Jakes Gerwel, the Director General of the President’s Office, is the intellectual, erudite and politically savvy former rector of the University of the Western Cape. He was apparently Mandela’s first choice for Education Minister, but turned it down, insisting he did not want a life in either politics or the civil service. He now has both: ”This is not a career move,” he insists. ”I am doing this job because Mandela asked me to. I am doing it for him.”
He sees his role as being ”technocratic, but with a need for political literacy”. He is, however, claiming a greater political role for himself as Cabinet secretary, and plans to ease the pressure off Mandela by being more of an interlocutor between the Cabinet committees and Mandela than before. Over the past year, he has become increasingly intimate with the president, and plays an important advisory role.
* Joel Netshitenzhe. Outside of the ANC, the ANC’s head of communications is hardly known; in exile-circles he is legendary as ”Peter Mayibuye”, the longtime editor of the ANC’s journal. He is of the Soweto generation, and one of the ANC’s most important intellectuals. Humble, informal and affable, he is the quintessential backroom boy, eschewing elected office. He is, in fact, the only member of the ANC’s National Working Committee who is neither a Member of Parliament nor an elected ANC official. As the presidency’s in-house NWC member and as Mandela’s chief speechwriter, he is perhaps the most important political advisor to the president after Thabo Mbeki. During a difficult discussion, Mandela will often say: ”Let’s get Joel in here. That chap always has an interesting way of looking at things.”
* Fink Haysom, the president’s legal advisor, recently came under fire, somewhat unfairly, for the cock-up over Winnie Mandela’s dismissal. He had, in fact, made sure that all the political players understood the terms under which she needed to be dismissed. A legal academic and renowned labour lawyer, he was a central member of the ANC’s constitutional committee and drafter of the constitution. All of which means that he is not simply a journeyman who writes contracts for the president. A human rights warrior, he sees his role thus: ”What makes this system different from the past is that we have a constitution.
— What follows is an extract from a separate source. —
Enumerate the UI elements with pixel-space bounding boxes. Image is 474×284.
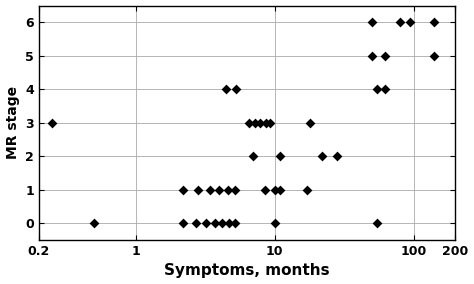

And so every executive action has to be tested against the rules, many of which are only implied.”
* Parks Mankahlana. The youthful presidential spokesman started off in information and publicity in the ANC youth league and then came to the attention of ANC leadership working in the ANC media office during the election. He is bright and accessible and, quite unusually for a propogandist, refreshingly frank. ”Look, the president makes my job easy,” he says. ”He’s a highly marketable product. He also tends to anticipate problems well before they come.” Those who deal with him regularly complain that he is sometimes disorganised: given the fact that the president works out of three offices in three separate cities, who can blame him?
* Ahmed ‘Kathy’ Kathrada. As Mandela’s parliamentary councillor, Kathrada is, in theory, the president’s formal political advisor. In Mbeki’s office, Essop Pahad plays this role more actively; Kathrada functions more as an intimate companion and sounding-board for the president. This causes some consternation among some ANC leaders, who would prefer to see a more effective operator in so critical a position.
According to Mac Maharaj, who was on Robben Island with both of them, ”Mandela once told me that, ‘When you are a leader, everyone tells you what they think you want to hear. Kathy is the one chap who holds up an honest mirror to me. There is no distortion. I get up and look in the mirror and it tells me exactly what I look like. He enables me to look at myself as others see me but won’t tell me.”’
For his part, Kathrada feels that ”the youngsters in this party take this whole respect for elders thing too far. I keep on telling them: don’t be afraid to confront the Old Man. In fact, he really appreciates it.”